Is that true? It seems sentimental. Commodity culture is still itself a set of social relations, even if they are weaker social ties than those embodied in “that dress my mother made for me” – and it generates a much vaster array of meanings than were available to most in pre-capitalist societies.
Also, “people were often defined by their work, by their output.” Were they? When everyone’s a self-sufficient farmer, does the food you make define you? It sustains you and those around you, and it’s indubitably imbued with social meaning - but surely people in agrarian & nomadic societies are instead defined much more by their relationships with each other and by their relationships with place and land. You Are Not So Smart seems to have got it backwards: the things people produced didn’t define identities; instead the things they produced were defined by the people who made them.

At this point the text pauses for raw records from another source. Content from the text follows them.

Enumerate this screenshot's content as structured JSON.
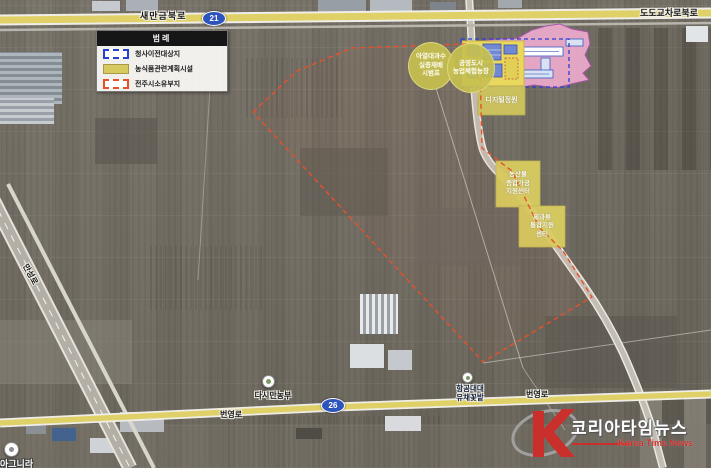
{
  "legend": {
    "title": "범례",
    "items": [
      {
        "label": "청사이전대상지",
        "swatch": "blue-dashed"
      },
      {
        "label": "농식품관련계획시설",
        "swatch": "yellow-fill"
      },
      {
        "label": "전주시소유부지",
        "swatch": "red-dashed"
      }
    ]
  },
  "roads": {
    "saemangeum": "새만금북로",
    "dodo_junction": "도도교차로북로",
    "byeongyeong_1": "번영로",
    "byeongyeong_2": "번영로",
    "manseong": "만성로",
    "route_21": "21",
    "route_26": "26"
  },
  "zones": {
    "circle_subtropical": {
      "lines": [
        "아열대과수",
        "실증재배",
        "시범포"
      ]
    },
    "circle_urban_farm": {
      "lines": [
        "공영도시",
        "농업체험농장"
      ]
    },
    "digital_garden": {
      "label": "디지털정원"
    },
    "agro_processing": {
      "lines": [
        "농산물",
        "종합가공",
        "지원센터"
      ]
    },
    "confectionery": {
      "lines": [
        "제과류",
        "통합지원",
        "센터"
      ]
    }
  },
  "pois": {
    "dasiman_farm": {
      "label": "다시만농부"
    },
    "aviation_field": {
      "lines": [
        "항공대대",
        "유채꽃밭"
      ]
    },
    "bottom_left": {
      "label": "아그니라"
    }
  },
  "watermark": {
    "korean": "코리아타임뉴스",
    "english": "Korea Time News"
  },
  "colors": {
    "road_yellow": "#e0d068",
    "route_badge_blue": "#2d54bc",
    "plan_yellow": "#d8cc60",
    "plan_pink": "#f2aed2",
    "legend_blue_dash": "#2840d0",
    "legend_red_dash": "#e8502a",
    "logo_red": "#c9302c"
  }
}
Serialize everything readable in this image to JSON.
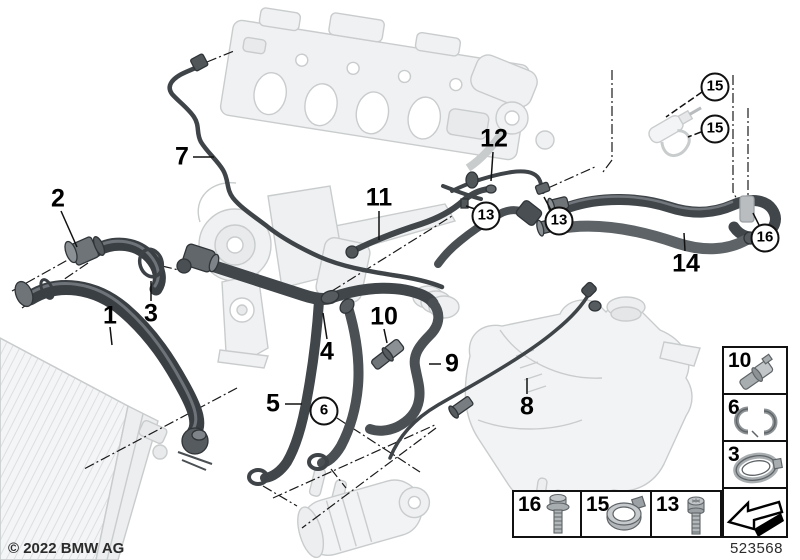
{
  "diagram": {
    "copyright": "© 2022 BMW AG",
    "drawing_number": "523568",
    "callouts": [
      {
        "label": "1",
        "x": 110,
        "y": 316,
        "circled": false
      },
      {
        "label": "2",
        "x": 58,
        "y": 199,
        "circled": false
      },
      {
        "label": "3",
        "x": 151,
        "y": 314,
        "circled": false
      },
      {
        "label": "4",
        "x": 327,
        "y": 352,
        "circled": false
      },
      {
        "label": "5",
        "x": 273,
        "y": 404,
        "circled": false
      },
      {
        "label": "6",
        "x": 324,
        "y": 411,
        "circled": true
      },
      {
        "label": "7",
        "x": 182,
        "y": 157,
        "circled": false
      },
      {
        "label": "8",
        "x": 527,
        "y": 407,
        "circled": false
      },
      {
        "label": "9",
        "x": 452,
        "y": 364,
        "circled": false
      },
      {
        "label": "10",
        "x": 384,
        "y": 317,
        "circled": false
      },
      {
        "label": "11",
        "x": 379,
        "y": 198,
        "circled": false
      },
      {
        "label": "12",
        "x": 494,
        "y": 139,
        "circled": false
      },
      {
        "label": "13",
        "x": 486,
        "y": 216,
        "circled": true
      },
      {
        "label": "13",
        "x": 559,
        "y": 221,
        "circled": true
      },
      {
        "label": "14",
        "x": 686,
        "y": 264,
        "circled": false
      },
      {
        "label": "15",
        "x": 715,
        "y": 87,
        "circled": true
      },
      {
        "label": "15",
        "x": 715,
        "y": 129,
        "circled": true
      },
      {
        "label": "16",
        "x": 765,
        "y": 238,
        "circled": true
      }
    ],
    "legend_right": [
      {
        "label": "10",
        "icon": "quick-connect-coupling-icon"
      },
      {
        "label": "6",
        "icon": "retaining-clip-icon"
      },
      {
        "label": "3",
        "icon": "band-clamp-icon"
      },
      {
        "label": "",
        "icon": "continuation-arrow-icon"
      }
    ],
    "legend_bottom": [
      {
        "label": "16",
        "icon": "flange-bolt-icon"
      },
      {
        "label": "15",
        "icon": "hose-clamp-icon"
      },
      {
        "label": "13",
        "icon": "socket-screw-icon"
      }
    ],
    "colors": {
      "hose_dark": "#41464b",
      "hose_mid": "#5d6367",
      "machinery_faint": "#c9cccd",
      "line": "#1a1a1a"
    }
  }
}
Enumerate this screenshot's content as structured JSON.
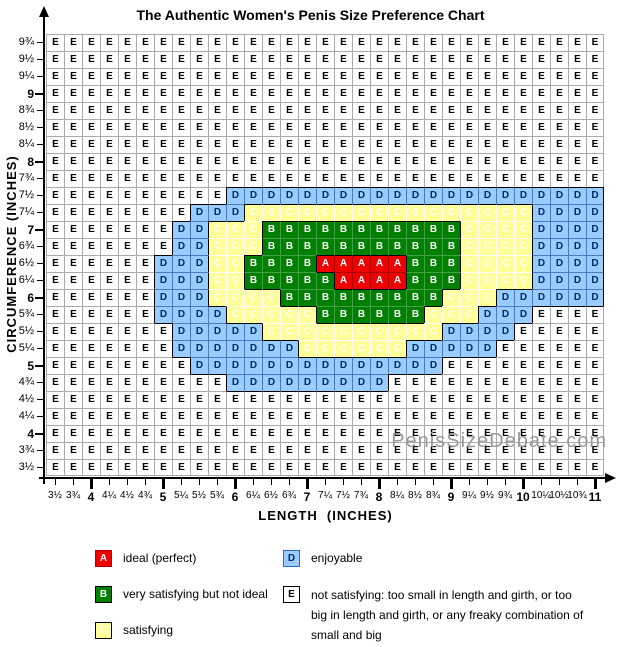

In fact, I wouldn’t assume that people in pre-capitalist societies had identities in the way that that term’s familiar today. The concept of “the individual” is much more culture-bound than we usually realise. For example, the UK Borders Agency is deporting gay asylum seekers from Africa and the Middle East on the grounds (against UNHCR advice) that they can be “discreet” about their sexuality and move to another part of the country to avoid those who know about their past. (See the Somali Gay Community website.) The reality: in many parts of the world a person without family is not a person – identity is understood as your position within family & community relationships, such that the atomised individual cannot be socially legitimate.
We in the West – and now the urbanising developing world – define ourselves through our relationships with commodities precisely because we no longer live family-oriented, community-based lives, and must thus search elsewhere for meaning.